For each case of fluid balance disturbance A–E, select the most appropriate option from the following list.
1. Increased total body water.
2. Decreased total body water.
3. Increased extracellular fluid.
4. Decreased extracellular fluid.
5. Increased interstitial fluid.
6. Decreased interstitial fluid.
7. Increased blood volume.
8. Decreased blood volume.
9. Increased plasma volume.
10. Decreased plasma volume
- A 20-year-old mentally disturbed patient has refused all food and drink for several days. Urine volume has fallen to around 100 ml in five hours. Plasma osmolality has risen to 320 mosmol per litre (previously 290 mosmol per litre).
- A 50-year-old man has suffered from vomiting and diarrhoea for several days. His peripheries are cold and he has a heart rate of 120 per minute and an arterial blood pressure of 90/65.
- A 50-year-old woman is suffering from weakness and mild confusion. She is found to have a plasma sodium level of 125 mmol/litre (normal about 140 mmol/litre) and has a raised level of vasopressin (antidiuretic hormone).
- An 80-year-old woman has been admitted to hospital after vomiting blood. Following transfusion of several pints of blood she has become breathless and is found to have an increased jugular venous pressure
- A 40-year-old man has been admitted to hospital with full thickness burns of 40 per cent of his body surface. Next day his blood pressure has fallen. A blood test shows a haematocrit of 54 per cent
A. Option 2 Decreased total body water.
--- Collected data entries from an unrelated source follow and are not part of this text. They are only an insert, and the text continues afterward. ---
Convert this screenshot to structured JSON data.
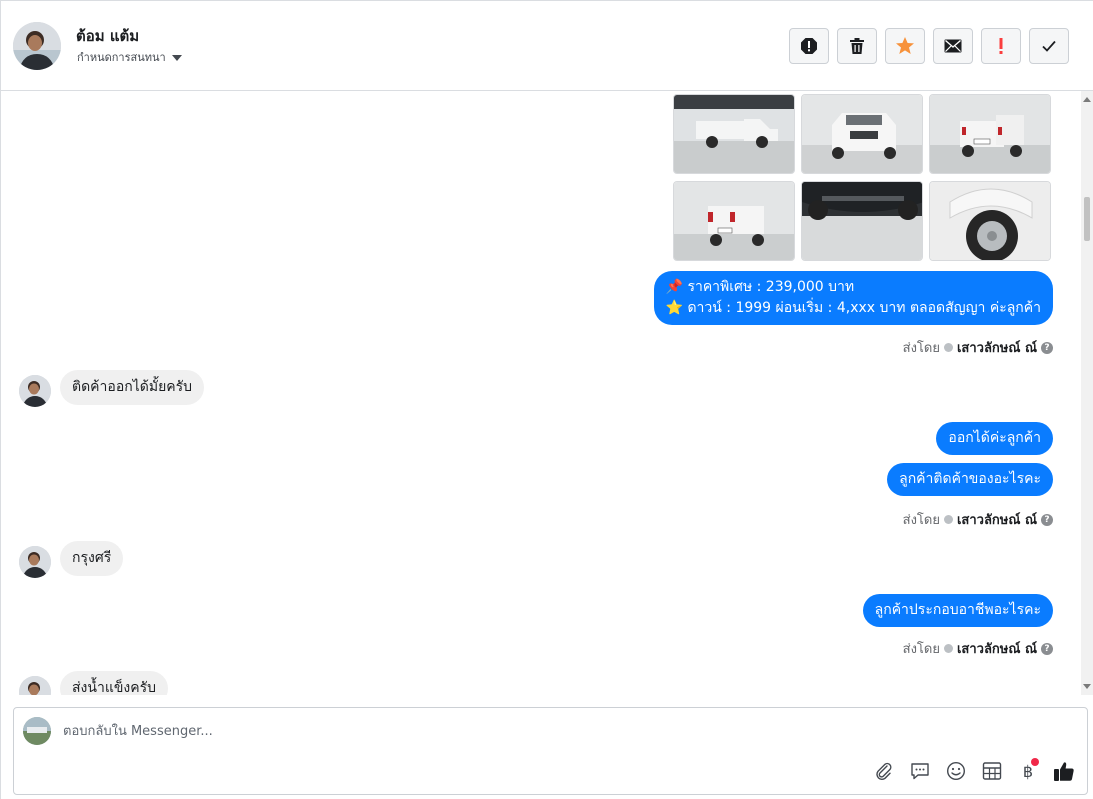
{
  "header": {
    "contact_name": "ต้อม แต้ม",
    "assign_label": "กำหนดการสนทนา",
    "actions": [
      {
        "name": "report-icon",
        "color": "#1c1e21"
      },
      {
        "name": "trash-icon",
        "color": "#1c1e21"
      },
      {
        "name": "star-icon",
        "color": "#f7923b"
      },
      {
        "name": "mail-icon",
        "color": "#1c1e21"
      },
      {
        "name": "exclamation-icon",
        "color": "#fa3e3e"
      },
      {
        "name": "check-icon",
        "color": "#1c1e21"
      }
    ]
  },
  "thread": {
    "photos": [
      {
        "name": "truck-side-photo"
      },
      {
        "name": "truck-front-photo"
      },
      {
        "name": "truck-rear-photo"
      },
      {
        "name": "truck-rear-left-photo"
      },
      {
        "name": "truck-underbody-photo"
      },
      {
        "name": "truck-wheel-photo"
      }
    ],
    "price_message": {
      "line1_icon": "📌",
      "line1": "ราคาพิเศษ : 239,000 บาท",
      "line2_icon": "⭐",
      "line2": "ดาวน์ : 1999 ผ่อนเริ่ม : 4,xxx บาท ตลอดสัญญา ค่ะลูกค้า"
    },
    "sent_by_label": "ส่งโดย",
    "sender_name": "เสาวลักษณ์ ณ์",
    "help_glyph": "?",
    "incoming_1": "ติดค้าออกได้มั้ยครับ",
    "outgoing_1": "ออกได้ค่ะลูกค้า",
    "outgoing_2": "ลูกค้าติดค้าของอะไรคะ",
    "incoming_2": "กรุงศรี",
    "outgoing_3": "ลูกค้าประกอบอาชีพอะไรคะ",
    "incoming_3": "ส่งน้ำแข็งครับ"
  },
  "composer": {
    "placeholder": "ตอบกลับใน Messenger...",
    "value": "",
    "tools": [
      "paperclip-icon",
      "saved-reply-icon",
      "emoji-icon",
      "table-icon",
      "baht-icon",
      "thumbs-up-icon"
    ],
    "baht_glyph": "฿",
    "accent_color": "#0a7cff"
  }
}
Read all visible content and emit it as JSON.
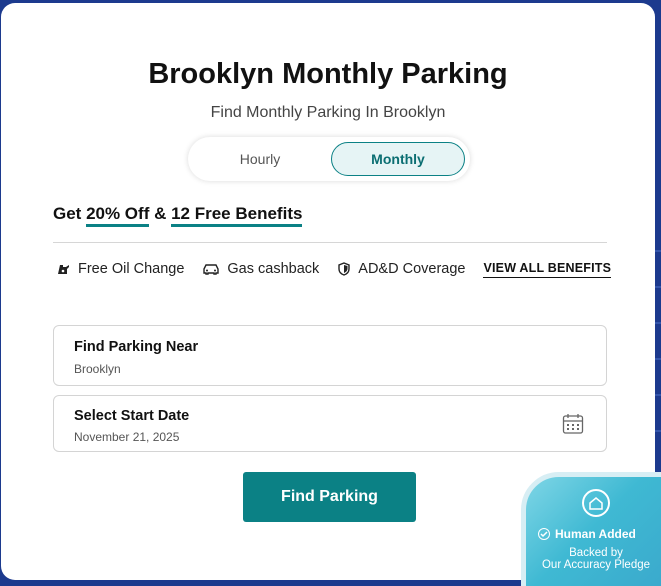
{
  "page": {
    "title": "Brooklyn Monthly Parking",
    "subtitle": "Find Monthly Parking In Brooklyn"
  },
  "toggle": {
    "options": [
      {
        "label": "Hourly",
        "selected": false
      },
      {
        "label": "Monthly",
        "selected": true
      }
    ]
  },
  "promo": {
    "prefix": "Get ",
    "discount": "20% Off",
    "connector": " & ",
    "benefits_count": "12 Free Benefits"
  },
  "benefits": {
    "items": [
      {
        "label": "Free Oil Change",
        "icon": "oil-can-icon"
      },
      {
        "label": "Gas cashback",
        "icon": "car-icon"
      },
      {
        "label": "AD&D Coverage",
        "icon": "shield-icon"
      }
    ],
    "view_all": "VIEW ALL BENEFITS"
  },
  "search": {
    "location_label": "Find Parking Near",
    "location_value": "Brooklyn",
    "date_label": "Select Start Date",
    "date_value": "November 21, 2025",
    "calendar_icon": "calendar-icon",
    "submit_label": "Find Parking"
  },
  "pledge_badge": {
    "icon": "house-icon",
    "title": "Human Added",
    "line1": "Backed by",
    "line2": "Our Accuracy Pledge"
  },
  "colors": {
    "accent": "#0b8185",
    "background": "#1c3a8e",
    "badge": "#3fb9d3"
  }
}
In the absence of any water intake, a person loses a minimum of around 1500 ml per day (500 ml insensible loss from the lungs, 500 ml insensible loss from the skin and 500 ml as the minimum amount of water which can dissolve excreted solid waste products in the urine). A urine volume of 100 ml in five hours confirms this condition. After several days there will be a water deficit of around four to five litres or 10 per cent of total body water, so the osmolality has risen by about 10 per cent. The water deficit is distributed between intracellular and extracellular fluid and oral water would correct the deficit.
B. Option 4 Decreased extracellular fluid. The patient has lost a considerable volume of intestinal secretions. This fluid is isotonic and rich in sodium and chloride, the main extracellular ions. His main depletion is of extracellular fluid and this is confirmed by signs of severe peripheral circulatory failure evidenced by a low arterial blood pressure despite vasoconstriction (cold peripheries) and a rapid heart rate. He urgently needs replenishment of his extracellular fluid by intravenous infusion of isotonic (normal) saline. Although Option 8 accounts for the peripheral circulatory failure, Option 4 is more appropriate as it includes the underlying mechanism and points to the appropriate treatment.
C. Option l Increased total body water. Inappropriately raised secretion of antidiuretic hormone causes excessive reabsorption of water as fluid passes through the collecting ducts. This dilutes all body fluids as indicated by the low sodium level (osmolality would be correspondingly reduced). The waterlogging of the body cells impairs function and this effect in the brain is manifested by confusion. Restricted water intake would improve the condition.
D. Option 7 Increased blood volume. Replacement of blood loss is urgent in the elderly, but over-transfusion can increase the blood volume above normal. In the elderly there is an increased risk of heart failure and increasing the blood volume can precipitate this so that the heart cannot adequately clear the venous return. The filling pressure of the two sides of the heart increases, causing pulmonary oedema and breathlessness plus increased systemic venous pressure. Diuretic therapy would reduce blood volume by causing excretion of salt and water, thereby lowering extracellular fluid volume.
E. Option 10 Decreased plasma volume. By damaging capillaries, burns cause increased loss of fluid and proteins from the circulation. In addition large amounts of interstitial fluid are lost through the damaged skin. Both effects lower plasma volume, raising the haematocrit. Low blood volume can lead to peripheral circulatory failure. The standard treatment is to infuse large quantities of normal saline, in proportion to the area of seriously burnt skin.